后面的注釋已經說明了其字段代表意義，可能有些術語對於初學者理解起來還是有一定困難，沒關系，我們現在只需要關注以下幾個指標：

name：就是設備名稱；

totalGlobalMem：就是顯存大小；

major,minor：CUDA設備版本號，有1.1, 1.2, 1.3, 2.0, 2.1等多個版本；

clockRate：GPU時鍾頻率；

multiProcessorCount：GPU大核數，一個大核（專業點稱為流多處理器，SM，Stream-Multiprocessor）包含多個小核（流處理器，SP，Stream-Processor）

編譯，運行，我們在VS2008工程的cudaGetDeviceProperties()函數處放一個斷點，單步執行這一函數，然后用Watch窗口，切換到Auto頁，展開+，在我的筆記本上得到如下結果：

可以看到，設備名為GeForce 610M，顯存1GB，設備版本2.1（比較高端了，哈哈），時鍾頻率為950MHz（注意950000單位為kHz），大核數為1。
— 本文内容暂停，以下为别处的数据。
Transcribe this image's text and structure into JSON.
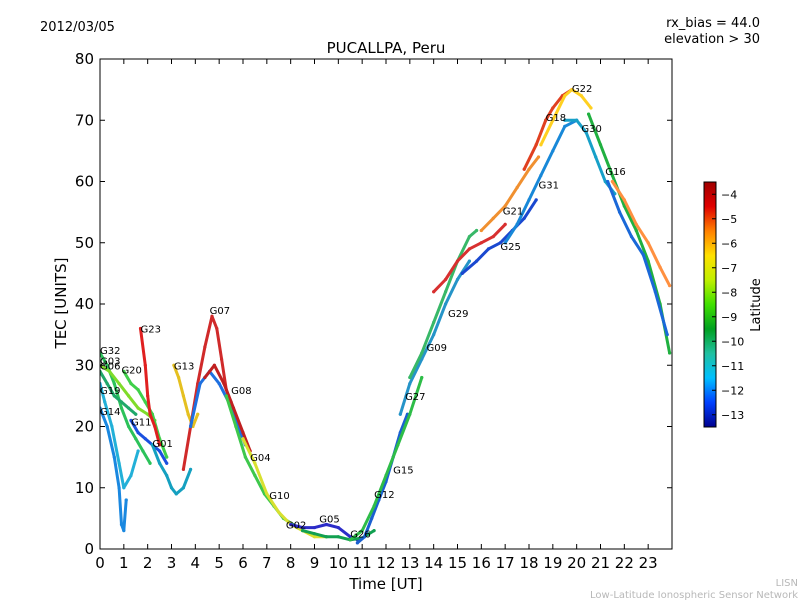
{
  "header": {
    "date": "2012/03/05",
    "rx_bias": "rx_bias = 44.0",
    "elevation": "elevation > 30"
  },
  "footer": {
    "org_short": "LISN",
    "org_long": "Low-Latitude Ionospheric Sensor Network"
  },
  "chart_data": {
    "type": "scatter",
    "title": "PUCALLPA, Peru",
    "xlabel": "Time [UT]",
    "ylabel": "TEC [UNITS]",
    "xlim": [
      0,
      24
    ],
    "ylim": [
      0,
      80
    ],
    "x_ticks": [
      0,
      1,
      2,
      3,
      4,
      5,
      6,
      7,
      8,
      9,
      10,
      11,
      12,
      13,
      14,
      15,
      16,
      17,
      18,
      19,
      20,
      21,
      22,
      23
    ],
    "y_ticks": [
      0,
      10,
      20,
      30,
      40,
      50,
      60,
      70,
      80
    ],
    "grid": false,
    "colorbar": {
      "label": "Latitude",
      "min": -13.5,
      "max": -3.5,
      "ticks": [
        -4,
        -5,
        -6,
        -7,
        -8,
        -9,
        -10,
        -11,
        -12,
        -13
      ],
      "tick_labels": [
        "−4",
        "−5",
        "−6",
        "−7",
        "−8",
        "−9",
        "−10",
        "−11",
        "−12",
        "−13"
      ],
      "colormap": [
        "#00008f",
        "#0040ff",
        "#00c0ff",
        "#20c0a0",
        "#00a020",
        "#40e000",
        "#c0f000",
        "#ffe000",
        "#ff8000",
        "#e00000",
        "#a00000"
      ]
    },
    "series": [
      {
        "name": "G32",
        "label_at": [
          0.0,
          32.5
        ],
        "color": "#2cc25a",
        "points": [
          [
            0.0,
            32
          ],
          [
            0.3,
            30
          ],
          [
            0.6,
            27
          ],
          [
            0.9,
            23
          ],
          [
            1.2,
            20
          ],
          [
            1.5,
            18
          ],
          [
            1.8,
            16
          ],
          [
            2.1,
            14
          ]
        ]
      },
      {
        "name": "G03",
        "label_at": [
          0.0,
          30.8
        ],
        "color": "#7fdc2a",
        "points": [
          [
            0.0,
            30
          ],
          [
            0.4,
            29
          ],
          [
            0.8,
            27
          ],
          [
            1.2,
            25
          ],
          [
            1.6,
            23
          ],
          [
            2.0,
            22
          ],
          [
            2.3,
            21
          ]
        ]
      },
      {
        "name": "G06",
        "label_at": [
          0.0,
          30.0
        ],
        "color": "#1fa86a",
        "points": [
          [
            0.0,
            29
          ],
          [
            0.3,
            27
          ],
          [
            0.6,
            25
          ],
          [
            0.9,
            24
          ],
          [
            1.2,
            23
          ],
          [
            1.5,
            22
          ]
        ]
      },
      {
        "name": "G19",
        "label_at": [
          0.0,
          26.0
        ],
        "color": "#22b0d8",
        "points": [
          [
            0.0,
            27
          ],
          [
            0.2,
            24
          ],
          [
            0.5,
            20
          ],
          [
            0.8,
            14
          ],
          [
            1.0,
            10
          ],
          [
            1.3,
            12
          ],
          [
            1.6,
            16
          ]
        ]
      },
      {
        "name": "G14",
        "label_at": [
          0.0,
          22.5
        ],
        "color": "#1a88e0",
        "points": [
          [
            0.0,
            23
          ],
          [
            0.3,
            20
          ],
          [
            0.6,
            15
          ],
          [
            0.8,
            10
          ],
          [
            0.9,
            4
          ],
          [
            1.0,
            3
          ],
          [
            1.1,
            8
          ]
        ]
      },
      {
        "name": "G20",
        "label_at": [
          0.9,
          29.3
        ],
        "color": "#3fd04a",
        "points": [
          [
            1.0,
            29
          ],
          [
            1.3,
            27
          ],
          [
            1.6,
            26
          ],
          [
            1.9,
            24
          ],
          [
            2.2,
            22
          ],
          [
            2.5,
            18
          ],
          [
            2.8,
            15
          ]
        ]
      },
      {
        "name": "G23",
        "label_at": [
          1.7,
          36.0
        ],
        "color": "#e02020",
        "points": [
          [
            1.7,
            36
          ],
          [
            1.9,
            30
          ],
          [
            2.0,
            25
          ],
          [
            2.1,
            22
          ],
          [
            2.3,
            20
          ],
          [
            2.5,
            17
          ]
        ]
      },
      {
        "name": "G11",
        "label_at": [
          1.3,
          20.8
        ],
        "color": "#1a50e0",
        "points": [
          [
            1.3,
            21
          ],
          [
            1.6,
            19
          ],
          [
            1.9,
            18
          ],
          [
            2.2,
            17
          ],
          [
            2.5,
            16
          ],
          [
            2.8,
            14
          ]
        ]
      },
      {
        "name": "G01",
        "label_at": [
          2.2,
          17.3
        ],
        "color": "#15a0c0",
        "points": [
          [
            2.2,
            17
          ],
          [
            2.5,
            14
          ],
          [
            2.8,
            12
          ],
          [
            3.0,
            10
          ],
          [
            3.2,
            9
          ],
          [
            3.5,
            10
          ],
          [
            3.8,
            13
          ]
        ]
      },
      {
        "name": "G13",
        "label_at": [
          3.1,
          30.0
        ],
        "color": "#e5c020",
        "points": [
          [
            3.1,
            30
          ],
          [
            3.3,
            28
          ],
          [
            3.5,
            25
          ],
          [
            3.7,
            22
          ],
          [
            3.9,
            20
          ],
          [
            4.1,
            22
          ]
        ]
      },
      {
        "name": "G07",
        "label_at": [
          4.6,
          39.0
        ],
        "color": "#d02a2a",
        "points": [
          [
            3.5,
            13
          ],
          [
            3.8,
            20
          ],
          [
            4.1,
            27
          ],
          [
            4.4,
            33
          ],
          [
            4.7,
            38
          ],
          [
            4.9,
            36
          ],
          [
            5.1,
            31
          ],
          [
            5.3,
            26
          ],
          [
            5.5,
            24
          ]
        ]
      },
      {
        "name": "G08",
        "label_at": [
          5.5,
          26.0
        ],
        "color": "#1e70e0",
        "points": [
          [
            3.8,
            20
          ],
          [
            4.2,
            27
          ],
          [
            4.6,
            29
          ],
          [
            5.0,
            27
          ],
          [
            5.4,
            24
          ],
          [
            5.8,
            20
          ],
          [
            6.1,
            17
          ]
        ]
      },
      {
        "name": "G04",
        "label_at": [
          6.3,
          15.0
        ],
        "color": "#c02020",
        "points": [
          [
            4.4,
            28
          ],
          [
            4.8,
            30
          ],
          [
            5.2,
            27
          ],
          [
            5.6,
            23
          ],
          [
            6.0,
            19
          ],
          [
            6.3,
            16
          ]
        ]
      },
      {
        "name": "G10",
        "label_at": [
          7.1,
          8.8
        ],
        "color": "#3ec84c",
        "points": [
          [
            5.3,
            25
          ],
          [
            5.7,
            20
          ],
          [
            6.1,
            15
          ],
          [
            6.5,
            12
          ],
          [
            6.9,
            9
          ],
          [
            7.3,
            7
          ],
          [
            7.7,
            5
          ],
          [
            8.1,
            4
          ]
        ]
      },
      {
        "name": "G02",
        "label_at": [
          7.8,
          4.0
        ],
        "color": "#d8e030",
        "points": [
          [
            6.0,
            18
          ],
          [
            6.5,
            14
          ],
          [
            7.0,
            9
          ],
          [
            7.5,
            6
          ],
          [
            8.0,
            4
          ],
          [
            8.5,
            3
          ],
          [
            9.0,
            2
          ],
          [
            9.5,
            2
          ]
        ]
      },
      {
        "name": "G05",
        "label_at": [
          9.2,
          5.0
        ],
        "color": "#2c2cc8",
        "points": [
          [
            8.0,
            4
          ],
          [
            8.5,
            3.5
          ],
          [
            9.0,
            3.5
          ],
          [
            9.5,
            4
          ],
          [
            10.0,
            3.5
          ],
          [
            10.5,
            2
          ],
          [
            10.8,
            1.5
          ]
        ]
      },
      {
        "name": "G26",
        "label_at": [
          10.5,
          2.5
        ],
        "color": "#11a050",
        "points": [
          [
            8.5,
            3
          ],
          [
            9.0,
            2.5
          ],
          [
            9.5,
            2
          ],
          [
            10.0,
            2
          ],
          [
            10.5,
            1.5
          ],
          [
            11.0,
            1.8
          ],
          [
            11.5,
            3
          ]
        ]
      },
      {
        "name": "G12",
        "label_at": [
          11.5,
          9.0
        ],
        "color": "#1a60d0",
        "points": [
          [
            10.8,
            1
          ],
          [
            11.1,
            2
          ],
          [
            11.4,
            5
          ],
          [
            11.7,
            8
          ],
          [
            12.0,
            11
          ],
          [
            12.3,
            15
          ],
          [
            12.6,
            19
          ],
          [
            12.9,
            22
          ]
        ]
      },
      {
        "name": "G15",
        "label_at": [
          12.3,
          13.0
        ],
        "color": "#2ebd48",
        "points": [
          [
            10.5,
            1.5
          ],
          [
            11.0,
            3
          ],
          [
            11.5,
            7
          ],
          [
            12.0,
            12
          ],
          [
            12.5,
            17
          ],
          [
            13.0,
            22
          ],
          [
            13.5,
            28
          ]
        ]
      },
      {
        "name": "G27",
        "label_at": [
          12.8,
          25.0
        ],
        "color": "#2594c8",
        "points": [
          [
            12.6,
            22
          ],
          [
            13.0,
            27
          ],
          [
            13.5,
            31
          ],
          [
            14.0,
            35
          ],
          [
            14.5,
            40
          ],
          [
            15.0,
            44
          ],
          [
            15.5,
            47
          ]
        ]
      },
      {
        "name": "G09",
        "label_at": [
          13.7,
          33.0
        ],
        "color": "#38b868",
        "points": [
          [
            13.0,
            28
          ],
          [
            13.5,
            32
          ],
          [
            14.0,
            37
          ],
          [
            14.5,
            42
          ],
          [
            15.0,
            47
          ],
          [
            15.5,
            51
          ],
          [
            15.8,
            52
          ]
        ]
      },
      {
        "name": "G29",
        "label_at": [
          14.6,
          38.5
        ],
        "color": "#d83030",
        "points": [
          [
            14.0,
            42
          ],
          [
            14.5,
            44
          ],
          [
            15.0,
            47
          ],
          [
            15.5,
            49
          ],
          [
            16.0,
            50
          ],
          [
            16.5,
            51
          ],
          [
            17.0,
            53
          ]
        ]
      },
      {
        "name": "G25",
        "label_at": [
          16.8,
          49.5
        ],
        "color": "#1a48d0",
        "points": [
          [
            15.2,
            45
          ],
          [
            15.8,
            47
          ],
          [
            16.3,
            49
          ],
          [
            16.8,
            50
          ],
          [
            17.3,
            52
          ],
          [
            17.8,
            54
          ],
          [
            18.3,
            57
          ]
        ]
      },
      {
        "name": "G21",
        "label_at": [
          16.9,
          55.3
        ],
        "color": "#f09030",
        "points": [
          [
            16.0,
            52
          ],
          [
            16.5,
            54
          ],
          [
            17.0,
            56
          ],
          [
            17.5,
            59
          ],
          [
            18.0,
            62
          ],
          [
            18.4,
            64
          ]
        ]
      },
      {
        "name": "G31",
        "label_at": [
          18.4,
          59.5
        ],
        "color": "#1888d8",
        "points": [
          [
            17.0,
            50
          ],
          [
            17.5,
            53
          ],
          [
            18.0,
            57
          ],
          [
            18.5,
            61
          ],
          [
            19.0,
            65
          ],
          [
            19.5,
            69
          ],
          [
            20.0,
            70
          ]
        ]
      },
      {
        "name": "G18",
        "label_at": [
          18.7,
          70.5
        ],
        "color": "#e04020",
        "points": [
          [
            17.8,
            62
          ],
          [
            18.3,
            66
          ],
          [
            18.7,
            70
          ],
          [
            19.0,
            72
          ],
          [
            19.4,
            74
          ],
          [
            19.8,
            75
          ]
        ]
      },
      {
        "name": "G22",
        "label_at": [
          19.8,
          75.3
        ],
        "color": "#ffd020",
        "points": [
          [
            18.5,
            66
          ],
          [
            19.0,
            70
          ],
          [
            19.5,
            74
          ],
          [
            19.8,
            75
          ],
          [
            20.2,
            74
          ],
          [
            20.6,
            72
          ]
        ]
      },
      {
        "name": "G30",
        "label_at": [
          20.2,
          68.7
        ],
        "color": "#17a0c8",
        "points": [
          [
            19.5,
            70
          ],
          [
            20.0,
            70
          ],
          [
            20.4,
            68
          ],
          [
            20.8,
            64
          ],
          [
            21.2,
            60
          ],
          [
            21.6,
            58
          ]
        ]
      },
      {
        "name": "G16",
        "label_at": [
          21.2,
          61.7
        ],
        "color": "#20b040",
        "points": [
          [
            20.5,
            71
          ],
          [
            21.0,
            66
          ],
          [
            21.5,
            61
          ],
          [
            22.0,
            56
          ],
          [
            22.5,
            52
          ],
          [
            23.0,
            47
          ],
          [
            23.5,
            40
          ],
          [
            23.9,
            32
          ]
        ]
      },
      {
        "name": "",
        "label_at": null,
        "color": "#ff9040",
        "points": [
          [
            21.5,
            60
          ],
          [
            22.0,
            57
          ],
          [
            22.5,
            53
          ],
          [
            23.0,
            50
          ],
          [
            23.5,
            46
          ],
          [
            23.9,
            43
          ]
        ]
      },
      {
        "name": "",
        "label_at": null,
        "color": "#1a68d8",
        "points": [
          [
            21.3,
            60
          ],
          [
            21.8,
            55
          ],
          [
            22.3,
            51
          ],
          [
            22.8,
            48
          ],
          [
            23.3,
            42
          ],
          [
            23.8,
            35
          ]
        ]
      }
    ]
  }
}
在一些高性能GPU上（如Tesla，Kepler系列），大核數可能達到幾十甚至上百，可以做更大規模的並行處理。

PS：今天看SDK代碼時發現在help_cuda.h中有個函數實現從CUDA設備版本查詢相應大核中小核的數目，覺得很有用，以后編程序可以借鑒，摘抄如下：

// Beginning of GPU Architecture definitions
inline int _ConvertSMVer2Cores(int major, int minor)
{
    // Defines for GPU Architecture types (using the SM version to determine the # of cores per SM
    typedef struct
    {
        int SM; // 0xMm (hexidecimal notation), M = SM Major version, and m = SM minor version
        int Cores;
    } sSMtoCores;

    sSMtoCores nGpuArchCoresPerSM[] =
    {
        { 0x10,  8 }, // Tesla Generation (SM 1.0) G80 class
        { 0x11,  8 }, // Tesla Generation (SM 1.1) G8x class
        { 0x12,  8 }, // Tesla Generation (SM 1.2) G9x class
        { 0x13,  8 }, // Tesla Generation (SM 1.3) GT200 class
        { 0x20, 32 }, // Fermi Generation (SM 2.0) GF100 class
        { 0x21, 48 }, // Fermi Generation (SM 2.1) GF10x class
        { 0x30, 192}, // Kepler Generation (SM 3.0) GK10x class
        { 0x35, 192}, // Kepler Generation (SM 3.5) GK11x class
        {   -1, -1 }
    };

    int index = 0;

    while (nGpuArchCoresPerSM[index].SM != -1)
    {
        if (nGpuArchCoresPerSM[index].SM == ((major << 4) + minor))
        {
            return nGpuArchCoresPerSM[index].Cores;
        }

        index++;
    }

    // If we don't find the values, we default use the previous one to run properly
    printf("MapSMtoCores for SM %d.%d is undefined.  Default to use %d Cores/SM\n", major, minor, nGpuArchCoresPerSM[7].Cores);
    return nGpuArchCoresPerSM[7].Cores;
}
// end of GPU Architecture definitions

可見，設備版本2.1的一個大核有48個小核，而版本3.0以上的一個大核有192個小核！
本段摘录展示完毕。